Starporträt

Max Kruse

29 Jahre

Vollblutstürmer, Poker-Ass, Lebemann – der Bremer Stürmer Max Kruse macht viel von sich reden

  • Geboren , Reinbek, Deutschland
  • VornameMax Bennet
  • Name Kruse
  • Grösse 1.8 m
  • Sternzeichen Fische
  • Kinder Lauro Maxim 

Biografie von Max Kruse

Kaum ein Stürmer polarisiert wie er, ob in der Bundesliga oder Nationalmannschaft - der Lebemann und Poker-Profi füllt durch kleine Skandale und Streitigkeiten mit seinen Trainern, aber auch mit seinem breiten Feixen und seiner selbstbewussten Lebensfreude die Schlagzeilen.

Mit Max Kruse durch die Bundesliga

Die allerersten Jahre verbrachte der umtriebige Stürmer Max Kruse beim Fußballverein seines Heimatortes, dem TV Reinbek, den er seit seinem vierten Lebensjahr tatkräftig unterstützte. Mit acht Jahren wechselte der kleine Max dann allerdings zu dem im Werden begriffenen SC Vier- und Marschlande, bei dem er bis 2005 blieb – die längste Zeit, die er bei einem Fußballverein bisher verbrachte. Für Vereinstreue ist der "Vollblutstürmer", wie ihn sein Jugendtrainer nennt, nicht unbedingt bekannt. In seiner Jugend auch immer wieder als Schiedsrichter tätig, entschied sich Max schließlich gegen eine Schiedsrichterkarriere, als Werder Bremen ihn 2006 in die zweite Mannschaft holte.

Für ein Spiel durfte er dann sogar in der ersten Mannschaft mitspielen. Ab 2009 folgte ein bunte Mischung an Klubs: Vom FC St. Pauli (erst zweite, dann erste Mannschaft), über den SC Freiburg, Borussia Mönchengladbach und VfL Wolfsburg zog es ihn 2016 doch wieder zurück zu Werder Bremen – diesmal ohne Frage in die erste Mannschaft, und zwar mit 7,5 Millionen als drittteuerster Einkauf der Vereinsgeschichte. Sein alter Verein empfängt ihn mit offenen Armen: "Zurück nach Hause. Hier hat er seine ersten Schritte als Profi gemacht", erinnert sich Geschäftsführer Frank Baumann.

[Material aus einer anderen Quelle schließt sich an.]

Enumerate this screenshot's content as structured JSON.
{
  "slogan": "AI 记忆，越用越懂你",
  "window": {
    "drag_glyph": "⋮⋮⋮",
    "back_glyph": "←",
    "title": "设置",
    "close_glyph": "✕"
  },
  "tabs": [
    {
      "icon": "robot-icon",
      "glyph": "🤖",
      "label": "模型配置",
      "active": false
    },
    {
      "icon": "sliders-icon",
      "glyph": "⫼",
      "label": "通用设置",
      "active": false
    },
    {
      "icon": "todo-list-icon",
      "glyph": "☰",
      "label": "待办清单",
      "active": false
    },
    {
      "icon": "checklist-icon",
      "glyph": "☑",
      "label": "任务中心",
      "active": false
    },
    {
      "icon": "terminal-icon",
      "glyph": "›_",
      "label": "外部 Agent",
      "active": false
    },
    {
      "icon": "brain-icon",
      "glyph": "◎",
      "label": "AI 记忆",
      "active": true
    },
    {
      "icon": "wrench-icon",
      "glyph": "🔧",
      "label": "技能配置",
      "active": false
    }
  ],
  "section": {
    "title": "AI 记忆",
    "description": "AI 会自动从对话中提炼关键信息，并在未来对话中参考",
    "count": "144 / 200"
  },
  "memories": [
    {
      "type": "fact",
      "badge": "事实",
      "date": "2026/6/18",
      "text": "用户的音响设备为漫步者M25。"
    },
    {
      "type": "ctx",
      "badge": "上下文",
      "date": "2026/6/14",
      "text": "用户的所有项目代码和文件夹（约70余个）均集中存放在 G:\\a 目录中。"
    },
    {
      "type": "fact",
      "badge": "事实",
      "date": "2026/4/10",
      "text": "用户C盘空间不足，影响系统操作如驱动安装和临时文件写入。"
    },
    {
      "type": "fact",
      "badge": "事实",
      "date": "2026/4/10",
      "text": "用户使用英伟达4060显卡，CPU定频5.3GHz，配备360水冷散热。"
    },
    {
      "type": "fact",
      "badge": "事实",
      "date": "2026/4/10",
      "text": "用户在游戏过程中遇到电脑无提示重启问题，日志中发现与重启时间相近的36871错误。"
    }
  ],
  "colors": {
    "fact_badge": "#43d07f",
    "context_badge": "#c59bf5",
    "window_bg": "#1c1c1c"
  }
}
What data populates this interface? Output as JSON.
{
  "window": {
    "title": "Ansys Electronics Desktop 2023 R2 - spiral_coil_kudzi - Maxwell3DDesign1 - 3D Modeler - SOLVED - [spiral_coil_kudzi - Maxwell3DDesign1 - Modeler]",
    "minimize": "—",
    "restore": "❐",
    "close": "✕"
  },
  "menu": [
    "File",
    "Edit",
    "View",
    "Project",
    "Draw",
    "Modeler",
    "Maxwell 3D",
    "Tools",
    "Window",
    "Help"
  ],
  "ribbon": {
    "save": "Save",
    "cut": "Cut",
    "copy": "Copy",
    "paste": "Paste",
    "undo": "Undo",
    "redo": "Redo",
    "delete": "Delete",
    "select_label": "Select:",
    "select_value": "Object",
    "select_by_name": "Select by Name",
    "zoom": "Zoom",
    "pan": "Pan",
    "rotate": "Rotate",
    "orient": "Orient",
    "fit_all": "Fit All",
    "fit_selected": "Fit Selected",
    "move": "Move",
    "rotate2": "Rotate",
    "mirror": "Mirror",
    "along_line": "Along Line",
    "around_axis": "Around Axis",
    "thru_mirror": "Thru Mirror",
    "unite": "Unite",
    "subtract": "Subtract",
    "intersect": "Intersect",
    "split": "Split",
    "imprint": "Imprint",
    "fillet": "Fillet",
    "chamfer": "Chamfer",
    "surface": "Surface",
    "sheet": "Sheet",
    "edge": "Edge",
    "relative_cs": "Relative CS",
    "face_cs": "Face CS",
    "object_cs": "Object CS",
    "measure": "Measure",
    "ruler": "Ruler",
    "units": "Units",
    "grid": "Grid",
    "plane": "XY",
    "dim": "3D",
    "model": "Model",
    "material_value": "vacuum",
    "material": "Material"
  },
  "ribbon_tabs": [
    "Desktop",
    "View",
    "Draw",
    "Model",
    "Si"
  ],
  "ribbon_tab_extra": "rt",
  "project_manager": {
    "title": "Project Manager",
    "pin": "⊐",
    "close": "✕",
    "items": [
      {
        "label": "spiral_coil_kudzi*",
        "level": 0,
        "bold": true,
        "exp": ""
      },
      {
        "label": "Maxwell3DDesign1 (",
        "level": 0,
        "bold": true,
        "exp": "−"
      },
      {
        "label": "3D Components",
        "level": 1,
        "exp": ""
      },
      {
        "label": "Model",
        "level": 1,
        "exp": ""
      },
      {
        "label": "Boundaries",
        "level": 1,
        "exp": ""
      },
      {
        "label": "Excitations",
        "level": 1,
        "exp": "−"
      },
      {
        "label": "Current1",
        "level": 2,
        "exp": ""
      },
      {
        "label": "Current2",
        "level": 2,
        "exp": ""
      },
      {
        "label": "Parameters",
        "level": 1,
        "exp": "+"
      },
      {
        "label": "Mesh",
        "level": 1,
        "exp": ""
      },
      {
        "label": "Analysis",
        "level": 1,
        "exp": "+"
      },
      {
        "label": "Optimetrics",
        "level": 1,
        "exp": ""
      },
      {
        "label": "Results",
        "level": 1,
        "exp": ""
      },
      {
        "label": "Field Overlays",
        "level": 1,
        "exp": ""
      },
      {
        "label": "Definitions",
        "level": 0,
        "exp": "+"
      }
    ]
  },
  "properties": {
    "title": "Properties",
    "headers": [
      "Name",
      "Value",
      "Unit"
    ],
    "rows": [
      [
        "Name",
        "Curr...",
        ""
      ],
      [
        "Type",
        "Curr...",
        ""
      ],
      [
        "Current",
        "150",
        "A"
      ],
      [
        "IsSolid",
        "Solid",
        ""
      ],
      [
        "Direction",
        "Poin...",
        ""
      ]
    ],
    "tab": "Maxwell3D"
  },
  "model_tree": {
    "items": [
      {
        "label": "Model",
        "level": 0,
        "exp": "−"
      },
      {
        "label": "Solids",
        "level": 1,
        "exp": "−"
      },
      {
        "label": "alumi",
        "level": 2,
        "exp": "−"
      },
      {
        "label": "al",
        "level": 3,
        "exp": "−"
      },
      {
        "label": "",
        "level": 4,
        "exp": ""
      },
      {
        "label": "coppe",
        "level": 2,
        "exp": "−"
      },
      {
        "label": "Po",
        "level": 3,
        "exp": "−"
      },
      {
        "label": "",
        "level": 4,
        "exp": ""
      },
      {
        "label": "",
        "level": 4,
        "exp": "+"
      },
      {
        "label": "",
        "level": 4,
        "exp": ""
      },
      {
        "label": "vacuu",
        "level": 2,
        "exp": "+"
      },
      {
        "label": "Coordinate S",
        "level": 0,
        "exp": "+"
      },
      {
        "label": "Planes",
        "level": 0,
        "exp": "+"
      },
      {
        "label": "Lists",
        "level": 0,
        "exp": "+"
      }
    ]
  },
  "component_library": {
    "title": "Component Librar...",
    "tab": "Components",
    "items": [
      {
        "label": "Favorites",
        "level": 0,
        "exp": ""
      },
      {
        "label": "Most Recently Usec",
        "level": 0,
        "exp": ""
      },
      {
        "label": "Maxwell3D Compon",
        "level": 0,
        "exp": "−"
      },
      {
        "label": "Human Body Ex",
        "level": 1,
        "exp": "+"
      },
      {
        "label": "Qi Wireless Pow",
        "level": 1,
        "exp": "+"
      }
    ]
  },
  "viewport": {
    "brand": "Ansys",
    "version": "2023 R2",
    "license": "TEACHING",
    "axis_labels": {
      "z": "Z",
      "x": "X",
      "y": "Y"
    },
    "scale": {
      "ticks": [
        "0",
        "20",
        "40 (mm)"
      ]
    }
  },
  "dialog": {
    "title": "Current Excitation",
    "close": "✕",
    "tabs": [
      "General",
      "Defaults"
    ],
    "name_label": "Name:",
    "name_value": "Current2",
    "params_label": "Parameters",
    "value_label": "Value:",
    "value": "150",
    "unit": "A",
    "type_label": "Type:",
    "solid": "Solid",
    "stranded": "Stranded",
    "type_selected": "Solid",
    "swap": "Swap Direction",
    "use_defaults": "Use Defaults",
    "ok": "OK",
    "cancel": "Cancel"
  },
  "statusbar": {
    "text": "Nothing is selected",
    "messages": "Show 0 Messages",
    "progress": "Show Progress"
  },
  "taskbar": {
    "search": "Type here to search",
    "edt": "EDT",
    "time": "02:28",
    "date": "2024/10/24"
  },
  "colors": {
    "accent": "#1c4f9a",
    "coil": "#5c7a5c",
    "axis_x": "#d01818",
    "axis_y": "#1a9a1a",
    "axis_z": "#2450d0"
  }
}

Immer für eine Schlagzeile gut

Max’ Ruf als Lebemann schreckt Baumann nicht ab: "Wir kennen Max auch als Menschen und Person und haben da keine Bedenken". Das unterscheidet Werder gravierend sowohl von Kruses Ex-Club VfL Wolfsburg, der seinen Stürmer mit einer Geldstrafe von 25.000 Euro belegte, als der passionierte Pokerspieler morgen zwischen sechs und sieben in einem Taxi mal eben 75.000 Euro liegen ließ, als auch von der Nationalmannschaft. Bundestrainer sanktionierte Max Kruse, da der wiederholt seiner Vorbildfunktion als Nationalspieler nicht nachgekommen war. Nach einiger Zeit in der U19-, U-20, und U-21-Mannschaft wurde Kruse 2013 in die A-Mannschaft berufen. Allerdings gab es immer wieder Schwierigkeiten und Gerüchte. 2016 vor der Europameisterschaft kam dann einfach zu viel zusammen.

Erst ließ er ein Vermögen im Taxi liegen, dann leistete er sich in einem Klub bei seiner Geburtstagsfeier einen aggressiven Disput mit einer BILD-Journalistin. Löw strich ihn daraufhin für die nächsten Spiele aus dem Kader der Nationalmannschaft: "Max hat sich zum wiederholten Male unprofessionell verhalten. Das akzeptiere ich nicht." Max Kruse wiederum lässt sich nicht unterkriegen: "Ich werde mich sicherlich nicht zu einem total angepassten Spieler entwickeln. Ich bin ein schräger Vogel, und das werde ich auch immer bleiben". Auch sein ehemaliger Gladbacher Teamkollege sprang Max bei früheren Schwierigkeiten schon bei: "Er ist ein herzenslieber Mensch."